- DVD cover
- Directed by: Timothy Armstrong
- Written by: Timothy Armstrong
- Produced by: Ben Feingold; Ash R. Shah; Jim Busfield;
- Starring: Haley Ramm; Jade Pettyjohn; Julie Ann Emery; Emily Bett Rickards; Spencer Boldman; Marin Hinkle; Leslie-Anne Huff; Glynn Turman; Keith Carradine;
- Cinematography: Andy Strahorn
- Edited by: Josh Noyes
- Music by: Todd Haberman
- Production companies: Sense and Sensibility Ventures; Silver Nitrate;
- Release date: April 1, 2014;
- Running time: 90 minutes
- Country: United States
- Language: English
- Budget: $1.8 million

= Dakota's Summer =

Cowgirls and Angels: Dakota's Summer is a 2014 independently produced family drama, written and directed by Timothy Armstrong, and starring Haley Ramm and Keith Carradine. It is a sequel to the 2012 film Cowgirls 'n Angels. The film premiered at the 2014 Dallas International Film Festival.

==Plot==
Dakota Rose (Haley Ramm) dreams of following in her famous family's footsteps and becoming a champion trick rider. However the shocking news that she was in fact adopted at birth leads her to question both herself and her place in her family's legacy.

==Cast==
- Haley Ramm as Dakota Rose
- Keith Carradine as Austin Rose
- Haley Pullos as Marybeth Mitchell
- Jade Pettyjohn as Summer Jennings
- Emily Bett Rickards as Kristin Rose
- Marin Hinkle as Clara
- Julie Ann Emery as Annie Cayne
- Bryan Dechart as Taylor Chase
- Spencer Boldman as Bryce
- Leslie-Anne Huff as Madison De La Cruz
- Glynn Turman as Isaac Benson
- Kimberly Whalen as Dawn Morton

==Production==
===Casting===
In July 2013, it was announced that Spencer Boldman would be starring in the movie, opposite Haley Ramm.

===Filming===
The film was originally planned to be filmed in Texas but producer Ben Feingold took the decision to relocate the production to Louisiana just weeks before shooting was due to begin because of tax credit incentives offered by the state. Much of the filming took place in the town of Keachi.

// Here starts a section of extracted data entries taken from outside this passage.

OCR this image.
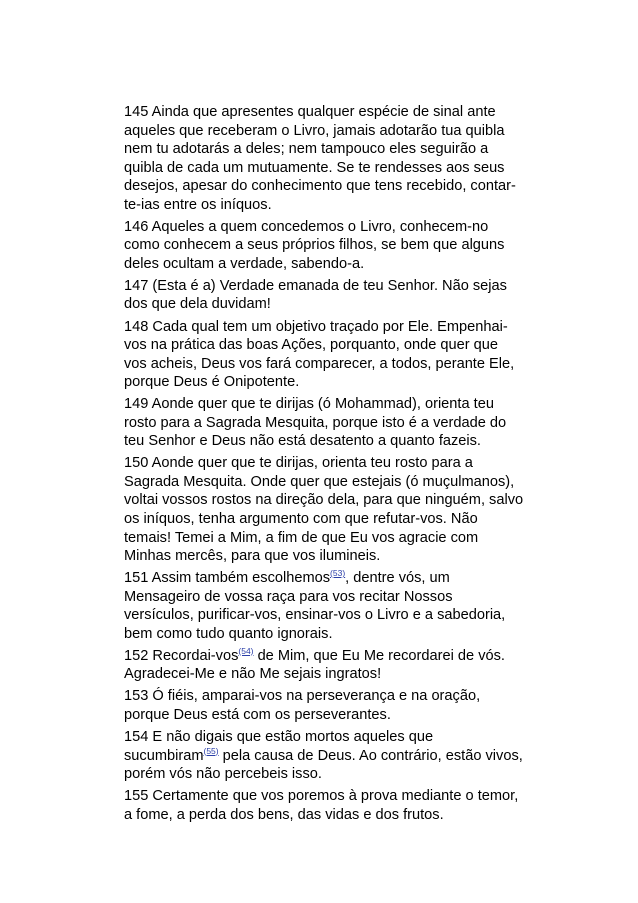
145 Ainda que apresentes qualquer espécie de sinal ante aqueles que receberam o Livro, jamais adotarão tua quibla nem tu adotarás a deles; nem tampouco eles seguirão a quibla de cada um mutuamente. Se te rendesses aos seus desejos, apesar do conhecimento que tens recebido, contar-te-ias entre os iníquos.

146 Aqueles a quem concedemos o Livro, conhecem-no como conhecem a seus próprios filhos, se bem que alguns deles ocultam a verdade, sabendo-a.

147 (Esta é a) Verdade emanada de teu Senhor. Não sejas dos que dela duvidam!

148 Cada qual tem um objetivo traçado por Ele. Empenhai-vos na prática das boas Ações, porquanto, onde quer que vos acheis, Deus vos fará comparecer, a todos, perante Ele, porque Deus é Onipotente.

149 Aonde quer que te dirijas (ó Mohammad), orienta teu rosto para a Sagrada Mesquita, porque isto é a verdade do teu Senhor e Deus não está desatento a quanto fazeis.

150 Aonde quer que te dirijas, orienta teu rosto para a Sagrada Mesquita. Onde quer que estejais (ó muçulmanos), voltai vossos rostos na direção dela, para que ninguém, salvo os iníquos, tenha argumento com que refutar-vos. Não temais! Temei a Mim, a fim de que Eu vos agracie com Minhas mercês, para que vos ilumineis.

151 Assim também escolhemos$^{(53)}$, dentre vós, um Mensageiro de vossa raça para vos recitar Nossos versículos, purificar-vos, ensinar-vos o Livro e a sabedoria, bem como tudo quanto ignorais.

152 Recordai-vos$^{(54)}$ de Mim, que Eu Me recordarei de vós. Agradecei-Me e não Me sejais ingratos!

153 Ó fiéis, amparai-vos na perseverança e na oração, porque Deus está com os perseverantes.

154 E não digais que estão mortos aqueles que sucumbiram$^{(55)}$ pela causa de Deus. Ao contrário, estão vivos, porém vós não percebeis isso.

155 Certamente que vos poremos à prova mediante o temor, a fome, a perda dos bens, das vidas e dos frutos.
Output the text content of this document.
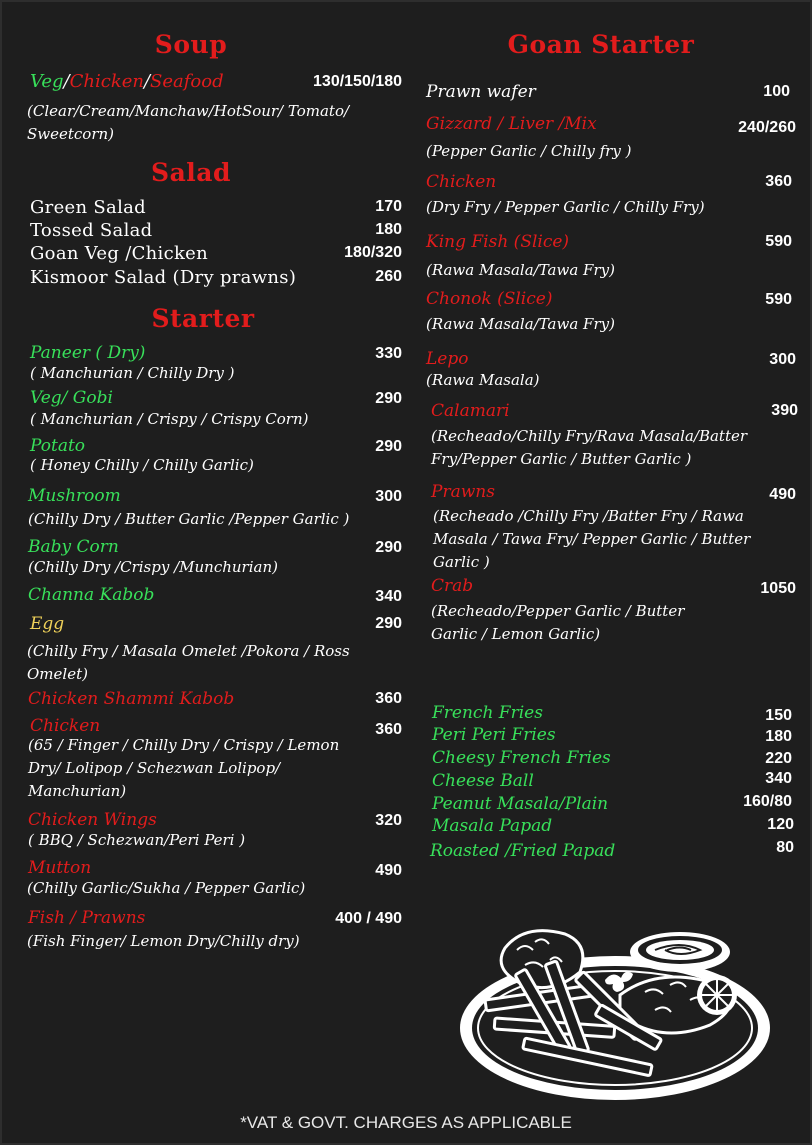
Soup
Veg/Chicken/Seafood	130/150/180
(Clear/Cream/Manchaw/HotSour/ Tomato/ Sweetcorn)
Salad
Green Salad	170
Tossed Salad	180
Goan Veg /Chicken	180/320
Kismoor Salad (Dry prawns)	260
Starter
Paneer ( Dry)	330
( Manchurian / Chilly Dry )
Veg/ Gobi	290
( Manchurian / Crispy / Crispy Corn)
Potato	290
( Honey Chilly / Chilly Garlic)
Mushroom	300
(Chilly Dry / Butter Garlic /Pepper Garlic )
Baby Corn	290
(Chilly Dry /Crispy /Munchurian)
Channa Kabob	340
Egg	290
(Chilly Fry / Masala Omelet /Pokora / Ross Omelet)
Chicken Shammi Kabob	360
Chicken	360
(65 / Finger / Chilly Dry / Crispy / Lemon Dry/ Lolipop / Schezwan Lolipop/ Manchurian)
Chicken Wings	320
( BBQ / Schezwan/Peri Peri )
Mutton	490
(Chilly Garlic/Sukha / Pepper Garlic)
Fish / Prawns	400 / 490
(Fish Finger/ Lemon Dry/Chilly dry)
Goan Starter
Prawn wafer	100
Gizzard / Liver /Mix	240/260
(Pepper Garlic / Chilly fry )
Chicken	360
(Dry Fry / Pepper Garlic / Chilly Fry)
King Fish (Slice)	590
(Rawa Masala/Tawa Fry)
Chonok (Slice)	590
(Rawa Masala/Tawa Fry)
Lepo	300
(Rawa Masala)
Calamari	390
(Recheado/Chilly Fry/Rava Masala/Batter Fry/Pepper Garlic / Butter Garlic )
Prawns	490
(Recheado /Chilly Fry /Batter Fry / Rawa Masala / Tawa Fry/ Pepper Garlic / Butter Garlic )
Crab	1050
(Recheado/Pepper Garlic / Butter Garlic / Lemon Garlic)
French Fries	150
Peri Peri Fries	180
Cheesy French Fries	220
Cheese Ball	340
Peanut Masala/Plain	160/80
Masala Papad	120
Roasted /Fried Papad	80
*VAT & GOVT. CHARGES AS APPLICABLE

Ramm had previous experience horse-riding but was only permitted to perform limited 'horse-tricks', due to concerns that the actress may get hurt. The majority of the horse-riding stunts featured in the film were performed by Texas-based all-female trick-riding group 'The Dynamite Dames'.

==Soundtrack==
Country artist Amber Hayes recorded a cover version of "Cotton-Eyed Joe" for the film, produced by Charles Kelley. The singer appears in a cameo role in the film, performing the track. Her original track "Home" also features on the film's soundtrack.

==Release==
The film premiered at the 2014 Dallas International Film Festival. The film was released digitally on April 1, 2014, and on DVD on April 25, 2014.